There is an urgent need for Uganda to move the debate away from the fallacy of: “Smallholder farmers in Uganda are subsistence farmers and that is why they are food poor; needing help to move from subsistence farming to modern farming.” Our smallholder farmers feed our nation and beyond and so it can’t be about poor production.
It is more accurate to look at other reasons as to why thousands of smallholder farming households in Uganda are food poor. According to The Uganda National Household Survey Report 2019/2020, the most recent, “one in five persons in Uganda lives in poverty. There are about 3.5 million persons living below the poverty line.” And that a whopping 39 percent of Ugandans, about 15.9 million people are food poor
Reasons such as the phenomenon that the Philosopher, Economist and Nobel Laureate Amartya Sen baptized: “entitlement failure” make much more sense. As in smallholder farming households in Uganda, the majority of Ugandans, are food poor because of their inability to buy food. And this is because they grow to sell and buy to eat, they are not subsistence farmers, they are net buyers of food.

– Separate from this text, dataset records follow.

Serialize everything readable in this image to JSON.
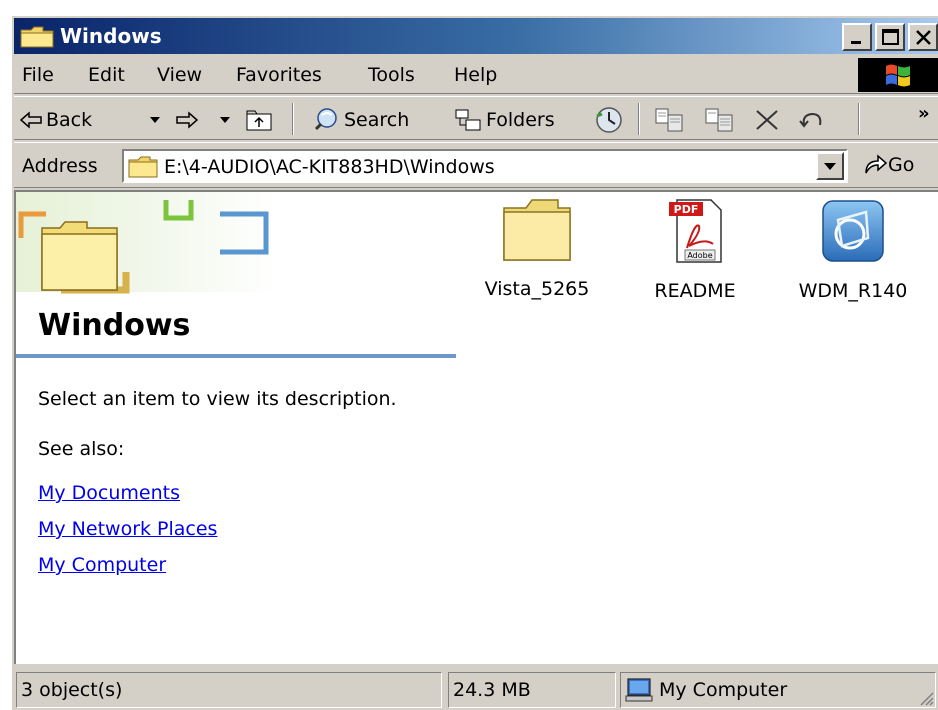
{
  "window": {
    "title": "Windows"
  },
  "menu": {
    "items": [
      {
        "label": "File"
      },
      {
        "label": "Edit"
      },
      {
        "label": "View"
      },
      {
        "label": "Favorites"
      },
      {
        "label": "Tools"
      },
      {
        "label": "Help"
      }
    ]
  },
  "toolbar": {
    "back_label": "Back",
    "search_label": "Search",
    "folders_label": "Folders"
  },
  "address": {
    "label": "Address",
    "value": "E:\\4-AUDIO\\AC-KIT883HD\\Windows",
    "go_label": "Go"
  },
  "panel": {
    "folder_name": "Windows",
    "description": "Select an item to view its description.",
    "see_also": "See also:",
    "links": [
      "My Documents",
      "My Network Places",
      "My Computer"
    ]
  },
  "files": [
    {
      "name": "Vista_5265",
      "icon": "folder-icon"
    },
    {
      "name": "README",
      "icon": "pdf-icon"
    },
    {
      "name": "WDM_R140",
      "icon": "setup-icon"
    }
  ],
  "status": {
    "objects": "3 object(s)",
    "size": "24.3 MB",
    "zone": "My Computer"
  },
  "colors": {
    "title_start": "#0a246a",
    "title_end": "#a6caf0",
    "face": "#d4d0c8",
    "link": "#0000ee",
    "rule": "#6d97c8"
  }
}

The reason that they are unable to buy sufficient food is that when they sell their produce they get a bad deal, while the middleman and the end trader gets a better deal. So, when it is time for them to buy back food from markets, shops, etc., they cannot afford the much higher prices as compared to the prices that they sold their produce.
In which case, the much needed interventions are those that enable our smallholder farmers to get better terms of trade for their produce. Case in point, access to credit.